Un premier roman éblouissant qui explore les blessures générationnelles et le pouvoir guérisseur des mots.
Traduit de l'anglais par Carine Chichereau
Novembre 1978 Vung Tham, Vietnam : c’est la dernière soirée, le dernier repas en famille d’Anh. Saïgon est tombée, depuis trois environ et les dernières troupes américaines se sont retirées pour laisser place au nouveau régime.
Le père, professeur d’anglais, a décidé qu’il était temps pour la famille de quitter le Vietnam, où l’emprise communiste s’installe traquant toutes les personnes suspectées d’entente avec l’ennemi, les USA. Il compte rejoindre avec les siens et leurs économies son frère qui vit en « Amérique où la vie semble merveilleuse ». Il envoie d’abord Anh, son aînée et les garçons, Thanh et Minh et compte les rejoindre ensuite.

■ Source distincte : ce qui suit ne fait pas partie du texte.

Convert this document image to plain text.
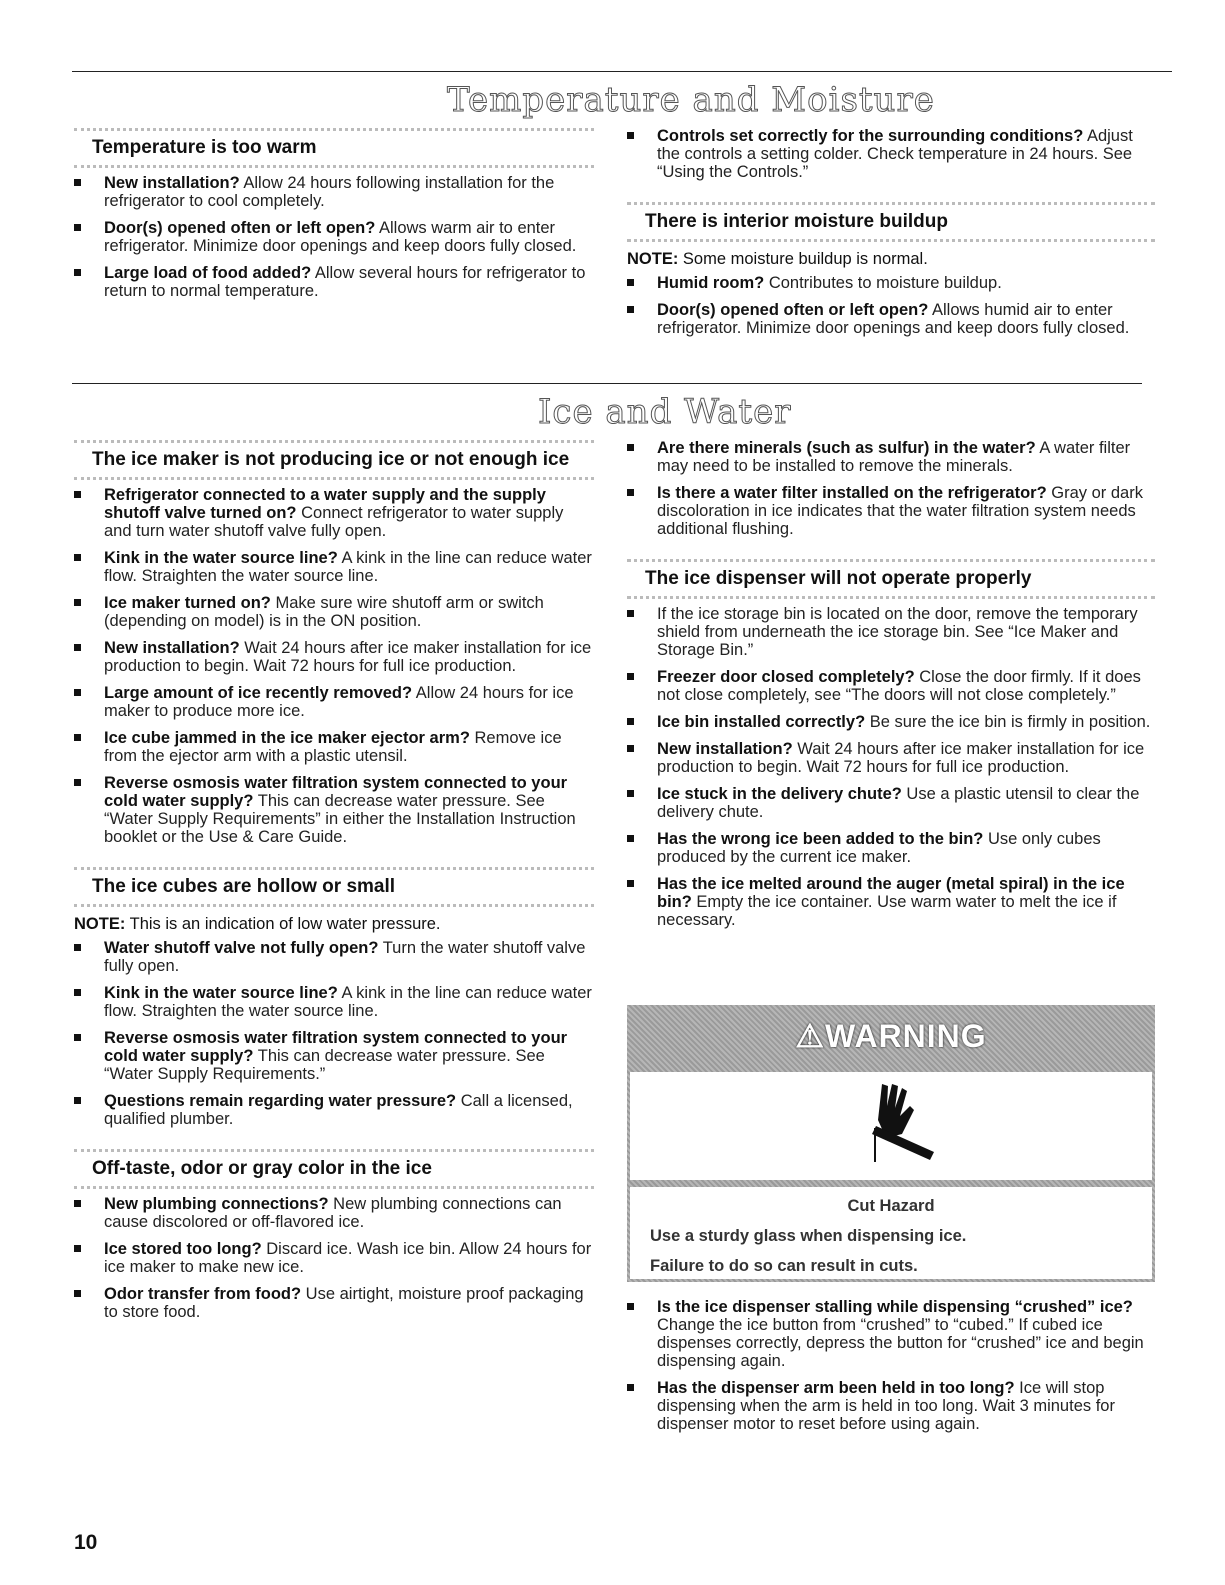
Temperature and Moisture
Temperature is too warm
New installation? Allow 24 hours following installation for the refrigerator to cool completely.
Door(s) opened often or left open? Allows warm air to enter refrigerator. Minimize door openings and keep doors fully closed.
Large load of food added? Allow several hours for refrigerator to return to normal temperature.
Controls set correctly for the surrounding conditions? Adjust the controls a setting colder. Check temperature in 24 hours. See “Using the Controls.”
There is interior moisture buildup
NOTE: Some moisture buildup is normal.
Humid room? Contributes to moisture buildup.
Door(s) opened often or left open? Allows humid air to enter refrigerator. Minimize door openings and keep doors fully closed.
Ice and Water
The ice maker is not producing ice or not enough ice
Refrigerator connected to a water supply and the supply shutoff valve turned on? Connect refrigerator to water supply and turn water shutoff valve fully open.
Kink in the water source line? A kink in the line can reduce water flow. Straighten the water source line.
Ice maker turned on? Make sure wire shutoff arm or switch (depending on model) is in the ON position.
New installation? Wait 24 hours after ice maker installation for ice production to begin. Wait 72 hours for full ice production.
Large amount of ice recently removed? Allow 24 hours for ice maker to produce more ice.
Ice cube jammed in the ice maker ejector arm? Remove ice from the ejector arm with a plastic utensil.
Reverse osmosis water filtration system connected to your cold water supply? This can decrease water pressure. See “Water Supply Requirements” in either the Installation Instruction booklet or the Use & Care Guide.
The ice cubes are hollow or small
NOTE: This is an indication of low water pressure.
Water shutoff valve not fully open? Turn the water shutoff valve fully open.
Kink in the water source line? A kink in the line can reduce water flow. Straighten the water source line.
Reverse osmosis water filtration system connected to your cold water supply? This can decrease water pressure. See “Water Supply Requirements.”
Questions remain regarding water pressure? Call a licensed, qualified plumber.
Off-taste, odor or gray color in the ice
New plumbing connections? New plumbing connections can cause discolored or off-flavored ice.
Ice stored too long? Discard ice. Wash ice bin. Allow 24 hours for ice maker to make new ice.
Odor transfer from food? Use airtight, moisture proof packaging to store food.
Are there minerals (such as sulfur) in the water? A water filter may need to be installed to remove the minerals.
Is there a water filter installed on the refrigerator? Gray or dark discoloration in ice indicates that the water filtration system needs additional flushing.
The ice dispenser will not operate properly
If the ice storage bin is located on the door, remove the temporary shield from underneath the ice storage bin. See “Ice Maker and Storage Bin.”
Freezer door closed completely? Close the door firmly. If it does not close completely, see “The doors will not close completely.”
Ice bin installed correctly? Be sure the ice bin is firmly in position.
New installation? Wait 24 hours after ice maker installation for ice production to begin. Wait 72 hours for full ice production.
Ice stuck in the delivery chute? Use a plastic utensil to clear the delivery chute.
Has the wrong ice been added to the bin? Use only cubes produced by the current ice maker.
Has the ice melted around the auger (metal spiral) in the ice bin? Empty the ice container. Use warm water to melt the ice if necessary.
⚠WARNING
Cut Hazard
Use a sturdy glass when dispensing ice.
Failure to do so can result in cuts.
Is the ice dispenser stalling while dispensing “crushed” ice? Change the ice button from “crushed” to “cubed.” If cubed ice dispenses correctly, depress the button for “crushed” ice and begin dispensing again.
Has the dispenser arm been held in too long? Ice will stop dispensing when the arm is held in too long. Wait 3 minutes for dispenser motor to reset before using again.
10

Après un voyage difficile, où la frêle embarcation menace à tout moment de chavirer, dans la mer de Chine, ils arrivent épuisés, leurs habits en loques à Hong Kong où ils sont examinés par des médecins qui ne parlent pas leur langue et se retrouvent dans des « bungalows » entassés dans des conditions d’hygiène précaires. Mais d’autres ont eu moins de chances, des malfrats de l’île de Ko Kra ayant tué les hommes et voué les femmes à la prostitution…

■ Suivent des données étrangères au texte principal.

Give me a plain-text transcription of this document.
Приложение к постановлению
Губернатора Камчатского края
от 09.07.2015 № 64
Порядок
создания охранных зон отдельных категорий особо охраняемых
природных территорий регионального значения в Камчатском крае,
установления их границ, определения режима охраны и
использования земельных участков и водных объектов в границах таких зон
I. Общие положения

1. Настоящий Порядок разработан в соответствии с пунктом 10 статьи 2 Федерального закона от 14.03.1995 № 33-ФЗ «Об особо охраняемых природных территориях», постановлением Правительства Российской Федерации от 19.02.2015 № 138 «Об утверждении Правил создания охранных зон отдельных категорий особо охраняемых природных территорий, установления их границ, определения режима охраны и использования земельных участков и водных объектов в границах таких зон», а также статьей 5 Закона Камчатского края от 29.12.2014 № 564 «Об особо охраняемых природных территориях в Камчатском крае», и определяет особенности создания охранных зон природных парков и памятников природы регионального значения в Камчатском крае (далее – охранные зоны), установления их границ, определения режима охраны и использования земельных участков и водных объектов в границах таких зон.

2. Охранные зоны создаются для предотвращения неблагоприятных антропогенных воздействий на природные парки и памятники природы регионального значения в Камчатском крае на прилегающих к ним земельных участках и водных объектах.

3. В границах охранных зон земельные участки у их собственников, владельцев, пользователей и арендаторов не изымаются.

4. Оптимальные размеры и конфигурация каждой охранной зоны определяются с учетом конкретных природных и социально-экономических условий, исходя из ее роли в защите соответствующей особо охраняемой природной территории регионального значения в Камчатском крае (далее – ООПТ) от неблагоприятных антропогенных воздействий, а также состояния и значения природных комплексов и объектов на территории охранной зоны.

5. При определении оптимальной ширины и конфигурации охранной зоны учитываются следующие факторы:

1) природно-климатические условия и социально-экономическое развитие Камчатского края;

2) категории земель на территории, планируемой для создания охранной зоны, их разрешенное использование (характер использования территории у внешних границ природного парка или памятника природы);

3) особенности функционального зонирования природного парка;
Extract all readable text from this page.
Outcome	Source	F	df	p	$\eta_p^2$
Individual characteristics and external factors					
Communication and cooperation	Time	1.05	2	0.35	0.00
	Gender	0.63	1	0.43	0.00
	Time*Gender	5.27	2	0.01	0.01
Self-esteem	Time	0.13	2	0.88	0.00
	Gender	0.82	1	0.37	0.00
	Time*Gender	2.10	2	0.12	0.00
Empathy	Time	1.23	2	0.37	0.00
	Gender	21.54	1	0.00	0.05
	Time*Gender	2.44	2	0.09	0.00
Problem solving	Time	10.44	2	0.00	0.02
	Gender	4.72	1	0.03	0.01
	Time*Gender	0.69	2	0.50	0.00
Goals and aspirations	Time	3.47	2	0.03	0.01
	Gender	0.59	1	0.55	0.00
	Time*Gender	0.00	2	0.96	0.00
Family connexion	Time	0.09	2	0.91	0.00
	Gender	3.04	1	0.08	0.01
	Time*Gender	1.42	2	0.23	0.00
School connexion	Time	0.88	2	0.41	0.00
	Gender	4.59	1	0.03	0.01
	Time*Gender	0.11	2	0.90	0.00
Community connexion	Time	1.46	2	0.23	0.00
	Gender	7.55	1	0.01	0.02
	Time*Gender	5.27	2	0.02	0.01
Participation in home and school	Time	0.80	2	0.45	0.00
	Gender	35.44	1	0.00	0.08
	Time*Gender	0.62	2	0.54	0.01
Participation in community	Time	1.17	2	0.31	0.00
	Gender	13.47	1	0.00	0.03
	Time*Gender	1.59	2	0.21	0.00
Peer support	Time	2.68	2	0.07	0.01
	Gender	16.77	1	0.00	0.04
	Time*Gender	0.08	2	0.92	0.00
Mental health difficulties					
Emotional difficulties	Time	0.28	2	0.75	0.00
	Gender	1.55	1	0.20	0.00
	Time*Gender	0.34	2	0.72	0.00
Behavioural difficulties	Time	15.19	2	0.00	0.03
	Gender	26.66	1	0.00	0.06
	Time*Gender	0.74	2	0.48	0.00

Là ils sauront si on leur permet de partir vers l’Occident ou si on risque de les renvoyer au Vietnam. Quelques mois plus tard, le reste de la famille est retrouvée morte, noyée pendant la tempête qui a fait chavirer le bateau : le père la mère, les frères et sœurs parmi lesquels Dao dont le fantôme va veiller sur les aînés et c’est Anh qui doit reconnaître les corps.

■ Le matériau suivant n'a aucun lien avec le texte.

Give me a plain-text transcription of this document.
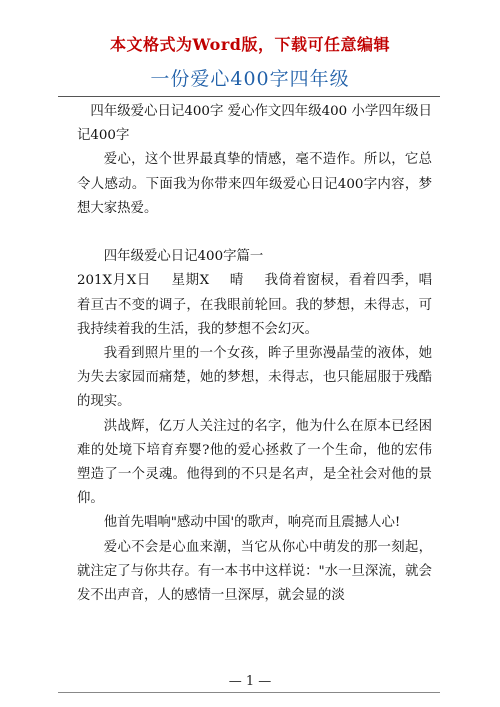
本文格式为Word版，下载可任意编辑
一份爱心400字四年级

四年级爱心日记400字 爱心作文四年级400 小学四年级日记400字

爱心，这个世界最真挚的情感，毫不造作。所以，它总令人感动。下面我为你带来四年级爱心日记400字内容，梦想大家热爱。

四年级爱心日记400字篇一

201X月X日 星期X 晴 我倚着窗棂，看着四季，唱着亘古不变的调子，在我眼前轮回。我的梦想，未得志，可我持续着我的生活，我的梦想不会幻灭。

我看到照片里的一个女孩，眸子里弥漫晶莹的液体，她为失去家园而痛楚，她的梦想，未得志，也只能屈服于残酷的现实。

洪战辉，亿万人关注过的名字，他为什么在原本已经困难的处境下培育弃婴?他的爱心拯救了一个生命，他的宏伟塑造了一个灵魂。他得到的不只是名声，是全社会对他的景仰。

他首先唱响"感动中国'的歌声，响亮而且震撼人心!

爱心不会是心血来潮，当它从你心中萌发的那一刻起，就注定了与你共存。有一本书中这样说："水一旦深流，就会发不出声音，人的感情一旦深厚，就会显的淡

— 1 —
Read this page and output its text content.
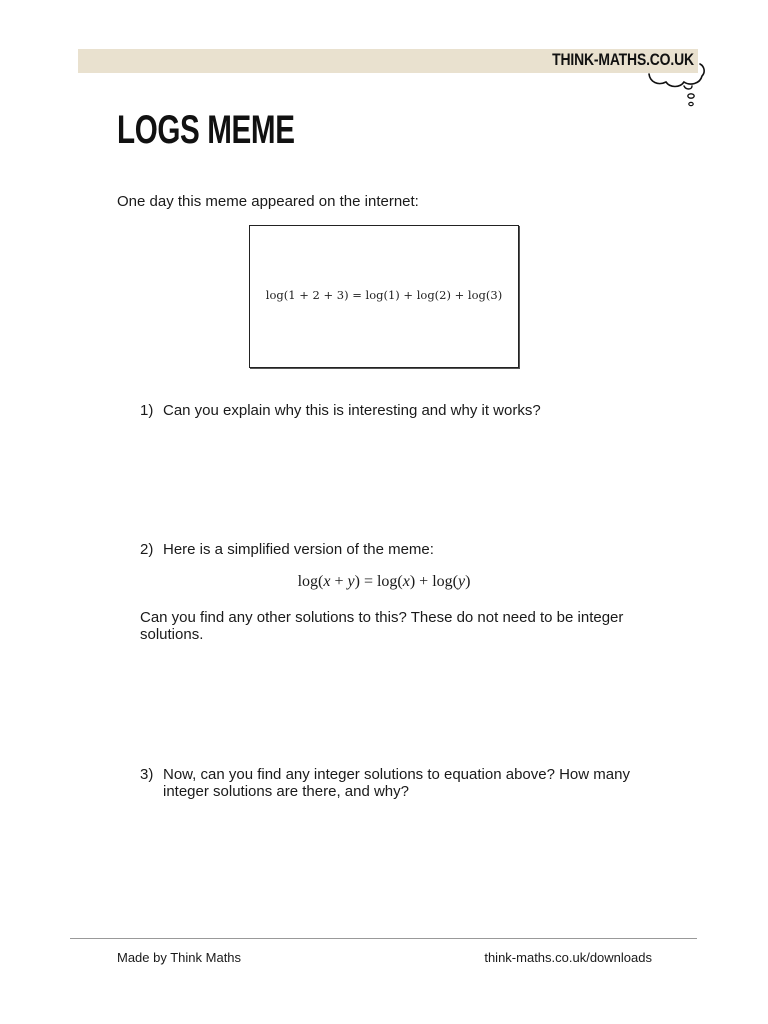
THINK-MATHS.CO.UK
LOGS MEME
One day this meme appeared on the internet:
log(1 + 2 + 3) = log(1) + log(2) + log(3)
1) Can you explain why this is interesting and why it works?
2) Here is a simplified version of the meme:
log(x + y) = log(x) + log(y)
Can you find any other solutions to this? These do not need to be integer solutions.
3) Now, can you find any integer solutions to equation above? How many integer solutions are there, and why?
Made by Think Maths	think-maths.co.uk/downloads
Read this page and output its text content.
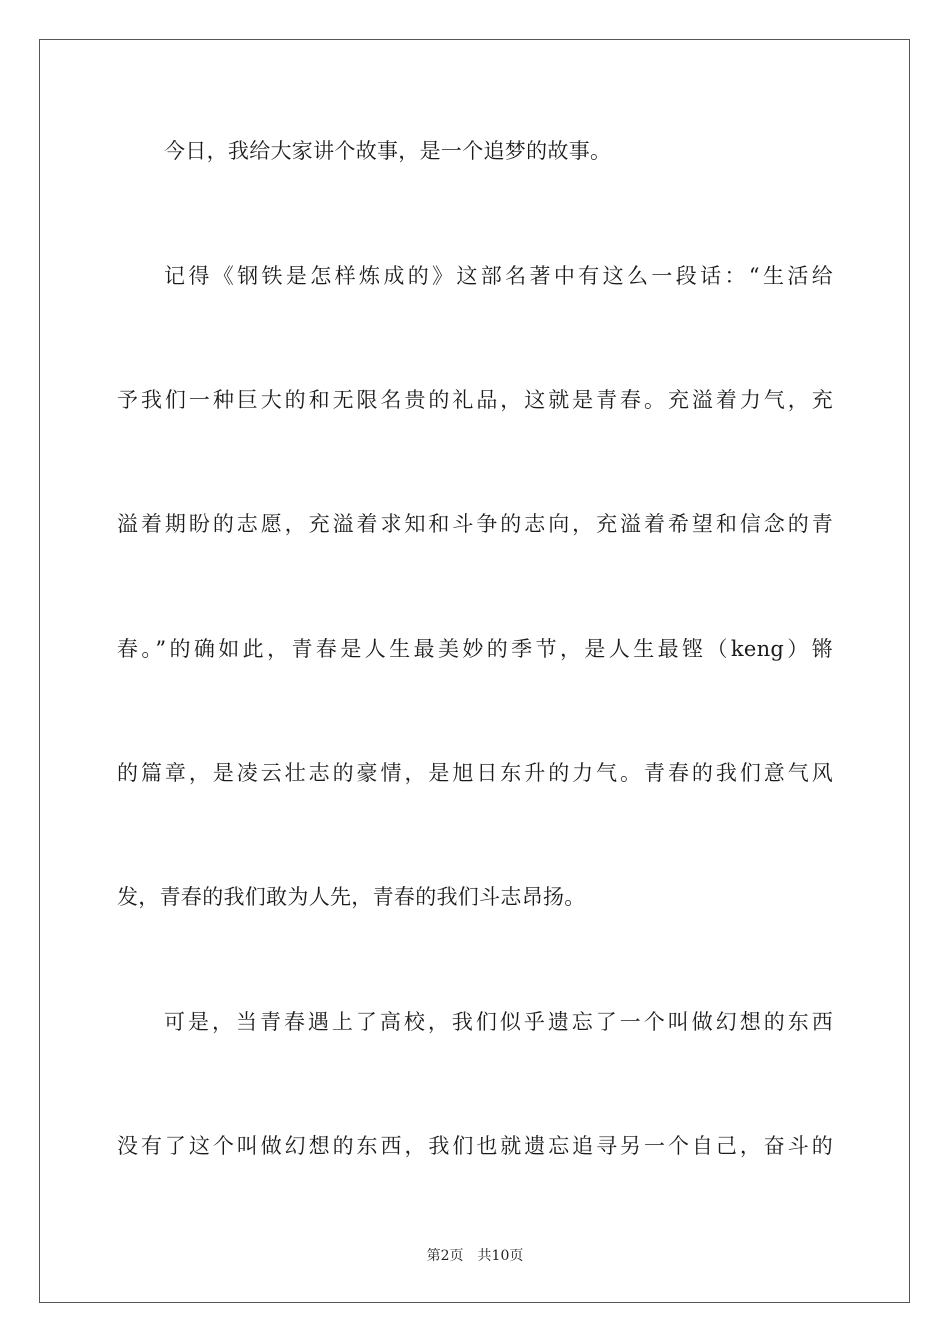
今日，我给大家讲个故事，是一个追梦的故事。
记得《钢铁是怎样炼成的》这部名著中有这么一段话：“生活给
予我们一种巨大的和无限名贵的礼品，这就是青春。充溢着力气，充
溢着期盼的志愿，充溢着求知和斗争的志向，充溢着希望和信念的青
春。”的确如此，青春是人生最美妙的季节，是人生最铿（keng）锵
的篇章，是凌云壮志的豪情，是旭日东升的力气。青春的我们意气风
发，青春的我们敢为人先，青春的我们斗志昂扬。
可是，当青春遇上了高校，我们似乎遗忘了一个叫做幻想的东西
没有了这个叫做幻想的东西，我们也就遗忘追寻另一个自己，奋斗的
第2页 共10页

Anh sent la colère montée contre l’idée de son père d’avoir décidé cet exil sans l’avoir assez préparé, et surtout contre son oncle d’Amérique qu’elle juge responsable de cette folie et lorsqu’on lui demande si elle et ses frères doivent rejoindre de la famille quelque part, elle répond qu’ils sont tout seuls. Alors ce sera la Grande Bretagne.
Anh se trouve propulsée brutalement dans le monde des adultes et devra prendre soin de ses frères et tenter de construire une nouvelle vie, rencontrant au passage des personnes, des associations qui vont les aider, mais aussi d’autres exilés. Sopley Hampshire. On imagine la frilosité de Mme Thatcher pour recevoir ces migrants issus des boat people sur l’insistance du Haut-Commissariat des Nations Unies aux réfugiés.
L’histoire se déroule sur plusieurs périodes, entre 1967, 1978, jusqu’à nos jours. On suit le périple de la famille, en ajoutant des descriptions de scènes pendant la guerre, notamment l’opération « Âmes errantes » en 1967, basée sur les rituels : la nécessité d’enterrer les morts dignement sinon, ils deviennent des fantômes, des âmes errantes.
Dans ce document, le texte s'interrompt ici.